An apparent conflict-of-interest on the part of L3Harris Technologies led the Government Accountability Office to recommend the Navy conduct an independent review of the requirements for its Next Generation Jammer.
An apparent conflict of interest on the part of the winning company led the Government Accountability Office to recommend the Navy conduct an independent review of the requirements contract for its Next Generation Jammer.
We earlier reported that the Navy was conducting a review of its decision to pick L3Harris over Northrop Grumman for the $500 million contract, but details did not become available until GAO released a public version of its decision Friday (today).
A second decision for the classified portion of the jammer project went against Northrop. That decision hasn’t been released and may not given its nature.
Northrop Grumman and L3Harris were in a fly-off of sorts to test concepts for the Next Generation Jammer, which will sit as a pod under the EA-18 Growler aircraft. The technology allows the craft to engage in electronic warfare.
The publicly-released GAO decision includes allegations Northrop raised about a Navy employee that developed specifications for the jammer at the same time he negotiated with L3Harris for a job there.
Northrop argued the Navy did nothing to mitigate this conflict, and that L3Harris should be disqualified and found ineligible for the award.
The Navy apparently admitted the person was negotiating for a job with L3Harris as he was developing specifications for the contract. But the Navy argued the situation had no impact on the decision to choose L3Harris.
The Navy said that person had a limited role developing the contract specifications and was interviewing for a job in a different L3Harris division, not the one bidding on the jammer.
But GAO disagreed and found that this person’s actions “created the appearance of an unfair competitive advantage in favor of L3Harris and that the agency’s consideration of the conflict was unreasonable,” the audit agency wrote in its ruling.
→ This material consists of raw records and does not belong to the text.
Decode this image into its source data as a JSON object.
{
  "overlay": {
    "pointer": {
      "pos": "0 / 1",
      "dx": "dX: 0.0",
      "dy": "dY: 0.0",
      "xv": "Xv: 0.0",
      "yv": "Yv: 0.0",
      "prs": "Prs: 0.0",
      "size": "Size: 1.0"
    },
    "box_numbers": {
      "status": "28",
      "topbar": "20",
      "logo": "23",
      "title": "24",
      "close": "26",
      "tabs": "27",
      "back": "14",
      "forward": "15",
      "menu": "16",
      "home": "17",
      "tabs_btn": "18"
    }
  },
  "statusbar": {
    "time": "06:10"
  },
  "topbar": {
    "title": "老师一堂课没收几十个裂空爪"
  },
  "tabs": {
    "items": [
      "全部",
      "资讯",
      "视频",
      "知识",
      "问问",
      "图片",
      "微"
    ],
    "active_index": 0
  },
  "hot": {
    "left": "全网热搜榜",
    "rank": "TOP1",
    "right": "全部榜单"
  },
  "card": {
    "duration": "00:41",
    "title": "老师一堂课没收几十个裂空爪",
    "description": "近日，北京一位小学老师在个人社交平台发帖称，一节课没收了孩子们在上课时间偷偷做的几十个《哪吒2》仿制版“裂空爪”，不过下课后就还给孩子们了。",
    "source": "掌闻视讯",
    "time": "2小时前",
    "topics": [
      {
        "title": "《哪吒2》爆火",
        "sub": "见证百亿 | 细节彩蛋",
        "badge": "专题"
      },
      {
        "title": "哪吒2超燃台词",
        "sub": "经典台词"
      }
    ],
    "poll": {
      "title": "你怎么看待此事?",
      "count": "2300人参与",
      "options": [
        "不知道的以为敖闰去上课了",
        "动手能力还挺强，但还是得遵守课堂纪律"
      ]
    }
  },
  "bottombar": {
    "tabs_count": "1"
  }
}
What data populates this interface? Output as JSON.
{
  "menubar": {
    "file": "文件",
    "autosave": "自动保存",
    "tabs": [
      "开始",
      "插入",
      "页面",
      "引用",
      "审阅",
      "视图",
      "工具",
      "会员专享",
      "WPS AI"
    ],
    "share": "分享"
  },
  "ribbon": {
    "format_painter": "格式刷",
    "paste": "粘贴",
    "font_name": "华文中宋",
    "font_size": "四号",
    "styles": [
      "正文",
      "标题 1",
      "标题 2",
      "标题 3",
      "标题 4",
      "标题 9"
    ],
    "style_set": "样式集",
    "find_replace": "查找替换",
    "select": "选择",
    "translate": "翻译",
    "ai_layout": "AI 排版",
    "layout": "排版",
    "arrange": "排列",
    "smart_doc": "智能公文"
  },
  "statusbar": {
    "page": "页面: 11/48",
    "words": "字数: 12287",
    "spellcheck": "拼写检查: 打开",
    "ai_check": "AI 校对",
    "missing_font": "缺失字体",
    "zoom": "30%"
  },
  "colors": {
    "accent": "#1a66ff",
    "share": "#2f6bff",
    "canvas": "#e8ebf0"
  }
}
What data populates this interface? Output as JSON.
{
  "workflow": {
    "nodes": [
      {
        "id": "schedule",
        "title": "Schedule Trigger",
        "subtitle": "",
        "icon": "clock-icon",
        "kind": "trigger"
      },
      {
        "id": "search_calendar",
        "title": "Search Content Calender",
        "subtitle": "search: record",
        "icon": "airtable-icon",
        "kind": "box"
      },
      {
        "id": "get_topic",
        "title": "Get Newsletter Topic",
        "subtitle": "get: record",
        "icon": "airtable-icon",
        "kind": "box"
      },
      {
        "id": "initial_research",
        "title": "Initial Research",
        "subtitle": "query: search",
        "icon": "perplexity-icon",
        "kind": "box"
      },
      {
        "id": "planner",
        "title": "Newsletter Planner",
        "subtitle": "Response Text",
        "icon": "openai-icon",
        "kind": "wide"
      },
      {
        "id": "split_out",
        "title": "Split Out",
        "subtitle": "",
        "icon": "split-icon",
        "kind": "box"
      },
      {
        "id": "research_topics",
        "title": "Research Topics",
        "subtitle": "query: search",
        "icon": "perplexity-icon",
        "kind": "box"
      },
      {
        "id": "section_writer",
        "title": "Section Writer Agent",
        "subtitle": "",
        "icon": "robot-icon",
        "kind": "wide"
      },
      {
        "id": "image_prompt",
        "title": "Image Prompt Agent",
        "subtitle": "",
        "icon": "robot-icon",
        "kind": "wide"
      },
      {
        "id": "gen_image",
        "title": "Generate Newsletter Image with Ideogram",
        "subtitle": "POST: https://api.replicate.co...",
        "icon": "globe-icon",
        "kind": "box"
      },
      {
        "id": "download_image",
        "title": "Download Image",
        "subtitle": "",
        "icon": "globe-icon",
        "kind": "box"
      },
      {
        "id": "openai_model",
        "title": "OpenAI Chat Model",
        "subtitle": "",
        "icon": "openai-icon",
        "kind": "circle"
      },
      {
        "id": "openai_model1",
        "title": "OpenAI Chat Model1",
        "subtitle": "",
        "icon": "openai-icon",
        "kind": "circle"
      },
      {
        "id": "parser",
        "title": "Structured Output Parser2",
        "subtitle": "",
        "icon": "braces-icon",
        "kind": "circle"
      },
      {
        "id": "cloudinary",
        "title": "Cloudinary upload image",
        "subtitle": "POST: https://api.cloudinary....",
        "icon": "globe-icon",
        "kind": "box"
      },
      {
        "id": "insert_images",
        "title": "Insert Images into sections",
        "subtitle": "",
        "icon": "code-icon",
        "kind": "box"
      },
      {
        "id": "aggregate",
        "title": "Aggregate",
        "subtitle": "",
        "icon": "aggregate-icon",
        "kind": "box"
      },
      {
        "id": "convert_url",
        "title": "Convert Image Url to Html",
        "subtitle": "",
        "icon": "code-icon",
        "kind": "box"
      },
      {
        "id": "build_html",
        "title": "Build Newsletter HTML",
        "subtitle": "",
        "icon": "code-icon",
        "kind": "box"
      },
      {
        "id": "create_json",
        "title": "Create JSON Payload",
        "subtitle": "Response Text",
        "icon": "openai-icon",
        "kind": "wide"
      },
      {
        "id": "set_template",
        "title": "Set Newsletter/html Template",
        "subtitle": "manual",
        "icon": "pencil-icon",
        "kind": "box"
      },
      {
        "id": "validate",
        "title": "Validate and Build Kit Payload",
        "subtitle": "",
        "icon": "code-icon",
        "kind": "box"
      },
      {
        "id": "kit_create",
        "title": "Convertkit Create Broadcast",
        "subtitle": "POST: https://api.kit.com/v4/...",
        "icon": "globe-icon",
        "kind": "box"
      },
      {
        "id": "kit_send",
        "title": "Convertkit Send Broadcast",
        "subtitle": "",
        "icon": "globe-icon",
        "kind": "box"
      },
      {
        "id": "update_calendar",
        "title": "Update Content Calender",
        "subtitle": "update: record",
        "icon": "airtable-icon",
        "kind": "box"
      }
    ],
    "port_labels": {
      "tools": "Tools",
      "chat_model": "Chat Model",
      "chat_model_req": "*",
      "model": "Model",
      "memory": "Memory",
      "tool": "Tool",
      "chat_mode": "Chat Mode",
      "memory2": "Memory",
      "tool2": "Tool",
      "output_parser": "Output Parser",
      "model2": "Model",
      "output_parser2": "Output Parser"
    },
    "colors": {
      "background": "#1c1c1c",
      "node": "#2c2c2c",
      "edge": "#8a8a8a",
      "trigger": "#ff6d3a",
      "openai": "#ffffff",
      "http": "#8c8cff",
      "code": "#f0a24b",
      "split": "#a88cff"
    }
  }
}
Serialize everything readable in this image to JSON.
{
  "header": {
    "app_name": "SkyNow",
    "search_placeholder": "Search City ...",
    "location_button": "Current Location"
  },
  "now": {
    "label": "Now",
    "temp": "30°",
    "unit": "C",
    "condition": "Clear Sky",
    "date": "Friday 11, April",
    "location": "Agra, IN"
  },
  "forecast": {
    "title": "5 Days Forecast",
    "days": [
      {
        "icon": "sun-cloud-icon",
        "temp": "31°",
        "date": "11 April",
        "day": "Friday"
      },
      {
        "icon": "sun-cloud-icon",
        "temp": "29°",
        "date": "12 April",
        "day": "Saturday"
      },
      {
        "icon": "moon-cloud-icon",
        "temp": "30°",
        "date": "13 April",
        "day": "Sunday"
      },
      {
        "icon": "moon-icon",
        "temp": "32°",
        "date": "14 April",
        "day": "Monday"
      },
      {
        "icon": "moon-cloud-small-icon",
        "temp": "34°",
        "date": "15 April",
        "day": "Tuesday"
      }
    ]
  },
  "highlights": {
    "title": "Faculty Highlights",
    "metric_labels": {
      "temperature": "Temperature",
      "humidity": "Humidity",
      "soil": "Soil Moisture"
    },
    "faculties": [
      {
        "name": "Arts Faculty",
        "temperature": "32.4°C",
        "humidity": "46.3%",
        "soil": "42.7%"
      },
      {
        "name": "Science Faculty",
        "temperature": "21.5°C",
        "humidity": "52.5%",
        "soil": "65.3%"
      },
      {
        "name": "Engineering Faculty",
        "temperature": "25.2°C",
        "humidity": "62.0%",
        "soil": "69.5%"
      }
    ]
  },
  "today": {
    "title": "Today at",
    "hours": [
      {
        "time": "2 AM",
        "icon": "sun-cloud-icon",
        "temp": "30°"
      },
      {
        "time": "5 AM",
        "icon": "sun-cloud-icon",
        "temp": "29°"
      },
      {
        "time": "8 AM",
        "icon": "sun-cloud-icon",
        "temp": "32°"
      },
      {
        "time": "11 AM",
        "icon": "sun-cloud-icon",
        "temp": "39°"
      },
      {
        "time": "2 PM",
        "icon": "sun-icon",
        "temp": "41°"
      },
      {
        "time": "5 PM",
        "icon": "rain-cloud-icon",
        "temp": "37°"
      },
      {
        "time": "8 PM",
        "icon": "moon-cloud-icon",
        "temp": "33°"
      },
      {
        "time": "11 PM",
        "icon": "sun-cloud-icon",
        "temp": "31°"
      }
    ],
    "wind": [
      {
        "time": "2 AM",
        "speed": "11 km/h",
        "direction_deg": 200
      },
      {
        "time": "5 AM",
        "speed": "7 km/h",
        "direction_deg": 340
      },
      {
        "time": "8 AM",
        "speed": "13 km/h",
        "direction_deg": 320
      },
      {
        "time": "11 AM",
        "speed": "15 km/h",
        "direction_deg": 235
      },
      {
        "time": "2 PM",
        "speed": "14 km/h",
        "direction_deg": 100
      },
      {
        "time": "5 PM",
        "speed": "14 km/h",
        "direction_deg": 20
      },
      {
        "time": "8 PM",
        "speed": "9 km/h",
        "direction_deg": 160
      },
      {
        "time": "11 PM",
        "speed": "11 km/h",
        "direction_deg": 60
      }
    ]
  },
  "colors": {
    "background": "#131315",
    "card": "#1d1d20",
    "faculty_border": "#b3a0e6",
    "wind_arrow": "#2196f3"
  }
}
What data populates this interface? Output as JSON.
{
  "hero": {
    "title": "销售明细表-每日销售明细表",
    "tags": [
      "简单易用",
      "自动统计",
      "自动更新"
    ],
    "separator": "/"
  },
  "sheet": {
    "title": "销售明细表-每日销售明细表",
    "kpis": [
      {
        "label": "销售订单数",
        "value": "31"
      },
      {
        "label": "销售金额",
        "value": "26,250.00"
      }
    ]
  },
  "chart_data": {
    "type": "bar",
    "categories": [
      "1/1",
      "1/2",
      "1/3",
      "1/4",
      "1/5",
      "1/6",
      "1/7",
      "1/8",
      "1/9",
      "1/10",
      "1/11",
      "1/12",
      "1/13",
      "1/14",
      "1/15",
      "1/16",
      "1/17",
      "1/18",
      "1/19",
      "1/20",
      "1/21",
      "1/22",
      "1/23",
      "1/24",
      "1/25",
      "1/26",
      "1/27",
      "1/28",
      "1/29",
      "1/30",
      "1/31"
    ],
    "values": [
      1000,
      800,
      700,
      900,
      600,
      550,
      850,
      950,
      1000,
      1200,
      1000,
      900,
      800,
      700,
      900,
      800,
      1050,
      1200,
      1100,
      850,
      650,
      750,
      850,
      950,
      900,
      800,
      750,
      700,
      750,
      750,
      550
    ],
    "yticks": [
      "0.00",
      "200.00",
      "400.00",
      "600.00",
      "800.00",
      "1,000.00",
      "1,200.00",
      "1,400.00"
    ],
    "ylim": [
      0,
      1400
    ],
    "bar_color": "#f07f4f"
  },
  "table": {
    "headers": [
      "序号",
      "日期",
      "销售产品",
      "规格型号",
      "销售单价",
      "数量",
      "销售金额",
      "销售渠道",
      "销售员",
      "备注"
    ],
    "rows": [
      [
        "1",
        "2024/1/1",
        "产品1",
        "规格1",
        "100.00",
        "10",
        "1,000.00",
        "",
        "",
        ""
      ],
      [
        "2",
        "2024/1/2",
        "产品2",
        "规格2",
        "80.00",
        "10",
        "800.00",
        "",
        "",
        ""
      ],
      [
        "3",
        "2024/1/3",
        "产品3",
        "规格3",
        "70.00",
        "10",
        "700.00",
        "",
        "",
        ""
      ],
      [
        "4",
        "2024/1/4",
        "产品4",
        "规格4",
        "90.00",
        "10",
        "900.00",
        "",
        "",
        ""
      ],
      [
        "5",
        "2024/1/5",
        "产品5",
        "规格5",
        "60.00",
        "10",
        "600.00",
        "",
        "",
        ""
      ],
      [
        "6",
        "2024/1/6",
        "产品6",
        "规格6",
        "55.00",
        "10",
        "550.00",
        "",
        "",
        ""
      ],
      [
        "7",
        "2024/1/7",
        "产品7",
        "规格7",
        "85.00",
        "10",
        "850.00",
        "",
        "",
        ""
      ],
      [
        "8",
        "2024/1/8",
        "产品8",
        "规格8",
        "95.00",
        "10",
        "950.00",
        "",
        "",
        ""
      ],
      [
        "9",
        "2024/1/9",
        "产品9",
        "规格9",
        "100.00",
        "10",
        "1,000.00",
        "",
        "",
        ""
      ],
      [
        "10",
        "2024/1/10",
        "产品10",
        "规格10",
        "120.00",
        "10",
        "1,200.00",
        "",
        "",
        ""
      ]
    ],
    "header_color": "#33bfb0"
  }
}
That person worked for the Navy from 2013 to 2019 as an electrical engineer and was familiar with both companies' designs for the jammer. He even attended working group and design status meetings with both contractors. He helped develop the evaluation criteria.
When offered the job with L3Harris’ space business, he went to the Navy’s ethics counsel and was told no post-government employment ethics opinion was needed. But another Navy employee talked to him about recusing himself.
After accepting the job, he was told to have no more contact with either team but did continue to work on the solicitation's specs. He left a few weeks later.
GAO's decision describes how deeply involved he was with the development of the solicitation and in evaluating prototypes both companies were working on in the fly-off portion of the competition.
Usually when GAO finds that this kind of conflict of interest, it recommends the contractor be eliminated from the competition. But GAO said it isn’t “feasible or desirable” to eliminate L3Harris in this case.
Instead, GAO recommends an independent review and then for discussions to reopen with the bidders. But if the review finds that the Navy’s requirements have changed, then the service needs to ask for revised proposals.
A simpler solution could be to just continue the fly-off. L3Harris was only tapped to build eight jammer pods as a step toward a full order more than 150.
Why not award a contract to Northrop and let them build eight, then evaluate them against each other?